Originally Posted by X-man
Are you sure you need one?
This might rub some folks the wrong way, but try canting your rifle slightly and tell me what happens?
Bottom line is extremes will move the POA, but minor errors do not.
I partly agree with what you're saying but it boils down to two things.
For small angles the effect of cant in inches is sine( cant angle) * (192)* T^2 where T is the time of flight of the bullet.. (192 is 1/2 the acceleration of gravity in inches per second squared) This is a horizontal error always perpendicular to the gravity vector. . There is a vertical error component but its still negligible even at 10 degrees of cant By using time of flight the bullet velocity and distance to the target don't matter. The numbers are cant angle versus inches of horizontal error at the target.
T of flight 1 sec 2 sec
1 degree 3.26" 13.0"
10 degree 33.3" 133.3"
Few people hunt game where the range and rifle give 2 second time of flight. Arguably 1 second time of flight is "long range" for most hunters.
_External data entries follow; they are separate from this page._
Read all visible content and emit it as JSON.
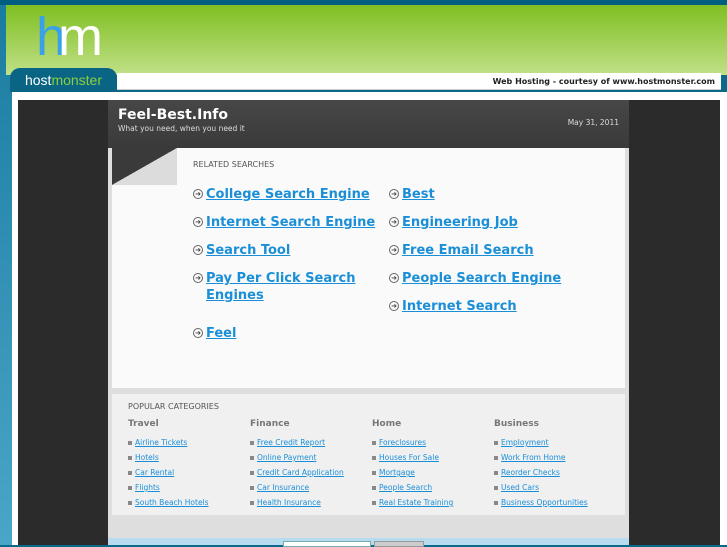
{
  "hosting_bar": {
    "logo_prefix": "host",
    "logo_suffix": "monster",
    "credit": "Web Hosting - courtesy of www.hostmonster.com"
  },
  "site": {
    "title": "Feel-Best.Info",
    "tagline": "What you need, when you need it",
    "date": "May 31, 2011"
  },
  "related": {
    "title": "RELATED SEARCHES",
    "left": [
      "College Search Engine",
      "Internet Search Engine",
      "Search Tool",
      "Pay Per Click Search Engines",
      "Feel"
    ],
    "right": [
      "Best",
      "Engineering Job",
      "Free Email Search",
      "People Search Engine",
      "Internet Search"
    ]
  },
  "popular": {
    "title": "POPULAR CATEGORIES",
    "columns": [
      {
        "heading": "Travel",
        "links": [
          "Airline Tickets",
          "Hotels",
          "Car Rental",
          "Flights",
          "South Beach Hotels"
        ]
      },
      {
        "heading": "Finance",
        "links": [
          "Free Credit Report",
          "Online Payment",
          "Credit Card Application",
          "Car Insurance",
          "Health Insurance"
        ]
      },
      {
        "heading": "Home",
        "links": [
          "Foreclosures",
          "Houses For Sale",
          "Mortgage",
          "People Search",
          "Real Estate Training"
        ]
      },
      {
        "heading": "Business",
        "links": [
          "Employment",
          "Work From Home",
          "Reorder Checks",
          "Used Cars",
          "Business Opportunities"
        ]
      }
    ]
  },
  "colors": {
    "link": "#1a8fd8",
    "header_green": "#7fbf22",
    "brand_teal": "#0a6585"
  }
}
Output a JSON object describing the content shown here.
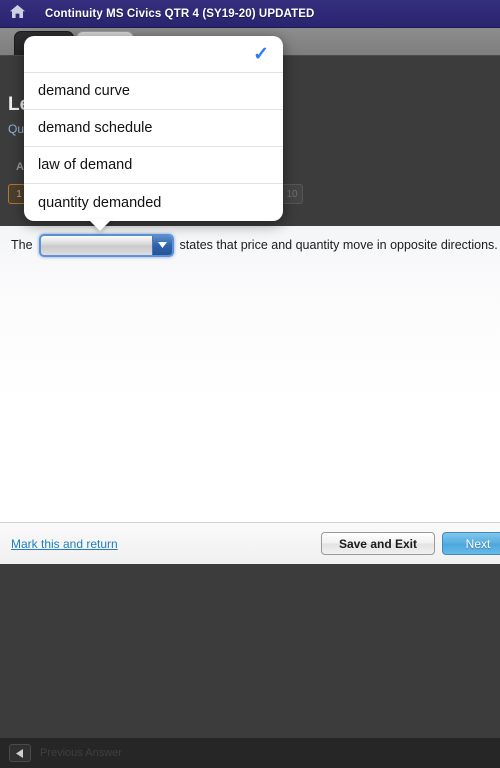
{
  "topbar": {
    "home_icon": "home-icon",
    "title": "Continuity MS Civics QTR 4 (SY19-20) UPDATED"
  },
  "browser_chrome": {
    "tabs": [
      {
        "label": "",
        "active": true
      },
      {
        "label": "",
        "active": false
      }
    ]
  },
  "lesson_panel": {
    "title": "Le",
    "subtitle": "Qu",
    "section_letter": "A",
    "question_nav": {
      "first": "1",
      "last": "10"
    }
  },
  "dropdown_popup": {
    "options": [
      {
        "label": "",
        "selected": true
      },
      {
        "label": "demand curve",
        "selected": false
      },
      {
        "label": "demand schedule",
        "selected": false
      },
      {
        "label": "law of demand",
        "selected": false
      },
      {
        "label": "quantity demanded",
        "selected": false
      }
    ],
    "check_icon": "checkmark-icon",
    "check_color": "#2a7cf0"
  },
  "question": {
    "text_before": "The",
    "text_after": "states that price and quantity move in opposite directions.",
    "select": {
      "value": "",
      "placeholder": "",
      "arrow_icon": "chevron-down-icon",
      "focus_color": "#5b93d6",
      "arrow_button_color": "#2f63ab"
    }
  },
  "footer": {
    "mark_link": "Mark this and return",
    "save_label": "Save and Exit",
    "next_label": "Next",
    "link_color": "#1f7fbd",
    "next_color": "#55ade0"
  },
  "bottom_toolbar": {
    "prev_icon": "back-arrow-icon",
    "prev_label": "Previous Answer"
  }
}
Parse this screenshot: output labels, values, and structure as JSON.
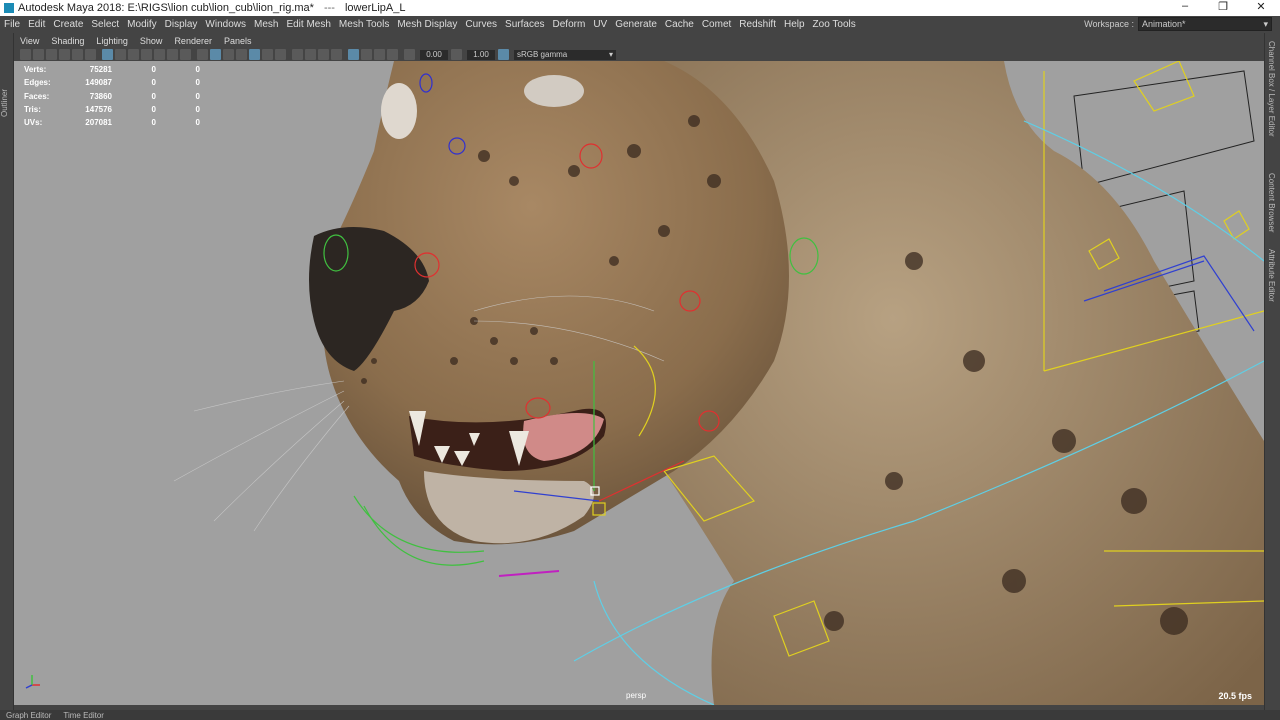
{
  "window": {
    "title": "Autodesk Maya 2018: E:\\RIGS\\lion cub\\lion_cub\\lion_rig.ma*",
    "separator": "---",
    "selection": "lowerLipA_L",
    "controls": [
      "–",
      "❐",
      "✕"
    ]
  },
  "menubar": {
    "items": [
      "File",
      "Edit",
      "Create",
      "Select",
      "Modify",
      "Display",
      "Windows",
      "Mesh",
      "Edit Mesh",
      "Mesh Tools",
      "Mesh Display",
      "Curves",
      "Surfaces",
      "Deform",
      "UV",
      "Generate",
      "Cache",
      "Comet",
      "Redshift",
      "Help",
      "Zoo Tools"
    ],
    "workspace_label": "Workspace :",
    "workspace_value": "Animation*"
  },
  "left_strip": {
    "label": "Outliner"
  },
  "right_strip": {
    "labels": [
      "Channel Box / Layer Editor",
      "Content Browser",
      "Attribute Editor"
    ]
  },
  "panel_menu": {
    "items": [
      "View",
      "Shading",
      "Lighting",
      "Show",
      "Renderer",
      "Panels"
    ]
  },
  "toolbar": {
    "exposure": "0.00",
    "gamma": "1.00",
    "color_space": "sRGB gamma"
  },
  "hud": {
    "rows": [
      {
        "label": "Verts:",
        "v1": "75281",
        "v2": "0",
        "v3": "0"
      },
      {
        "label": "Edges:",
        "v1": "149087",
        "v2": "0",
        "v3": "0"
      },
      {
        "label": "Faces:",
        "v1": "73860",
        "v2": "0",
        "v3": "0"
      },
      {
        "label": "Tris:",
        "v1": "147576",
        "v2": "0",
        "v3": "0"
      },
      {
        "label": "UVs:",
        "v1": "207081",
        "v2": "0",
        "v3": "0"
      }
    ]
  },
  "viewport": {
    "camera": "persp",
    "fps": "20.5 fps"
  },
  "bottom": {
    "tabs": [
      "Graph Editor",
      "Time Editor"
    ]
  },
  "colors": {
    "viewport_bg": "#a0a0a0",
    "ui_bg": "#444444",
    "accent": "#5b8aa8"
  }
}
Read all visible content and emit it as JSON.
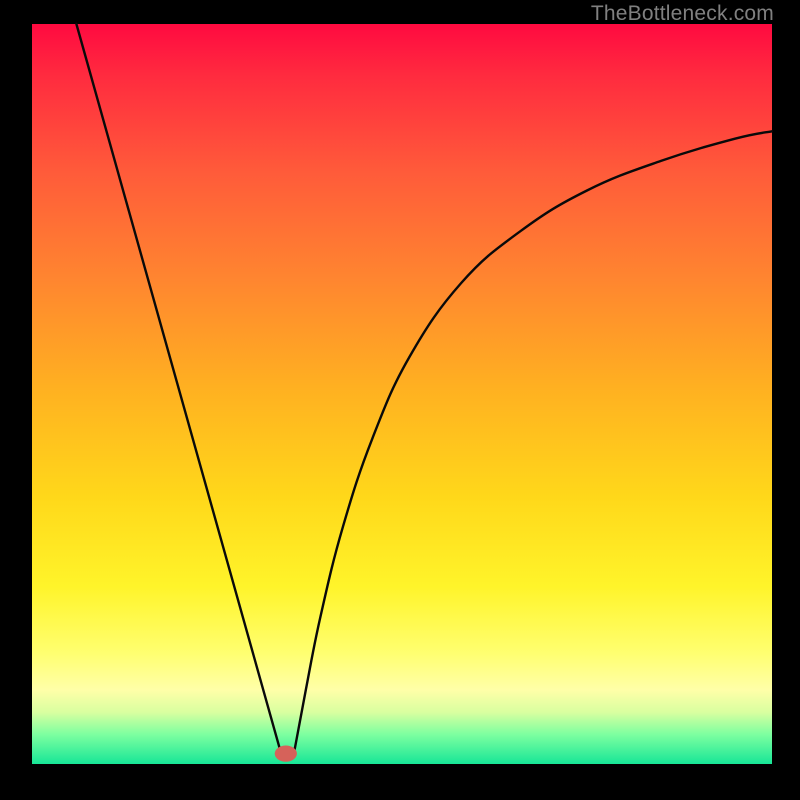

But how well can you estimate how canted your rifle is? While humans have the vestibular system of the inner ear which is essentially a set of acceleration sensors that only gives a precision of about 10 degrees for the static angle of the gravity vector. It's only one of several sensors the body uses to sense vertical. The sensors aren't directly perceived by one's consciousness. You only get a feeling of "upright" or "tilting" or "tilted" and that comes from a mix of the available sensors.. When a person is sitting or prone there are better signs of vertical from the forces on whatever parts of their body are supported if a person has no visual visual. With a little practice a person standing may be able estimate vertical without fisual clues to one degree from the the pressure on their feet if there are no other forces than gravity on the body, but light wind pressing on the body can add considerable error.
Visual clues are by far the strongest in determine a person's sense of vertical. Being able to see a horizon, standing trees, human made structures, and bodies of water are very strong clues which override other senses even if they're wrong. In mountainous terrain visual clues are often nonexistent or and sometimes present but wrong.
You may not need a level for the distances or the terrain where you shoot. On the other hand it's an error source which can be completely eliminated by using a simple bubble level. It's cheap and easy to to use compared to other sensors like rangefinders and air density meters. If someone would market an instrument which could measure >downrange< crosswinds and calculate the resulting bullet deflection the only error sources left which cannot be easily controlled would be velocity variation of the ammo and the stability of the shooter to hold the rifle steady while pulling the trigger.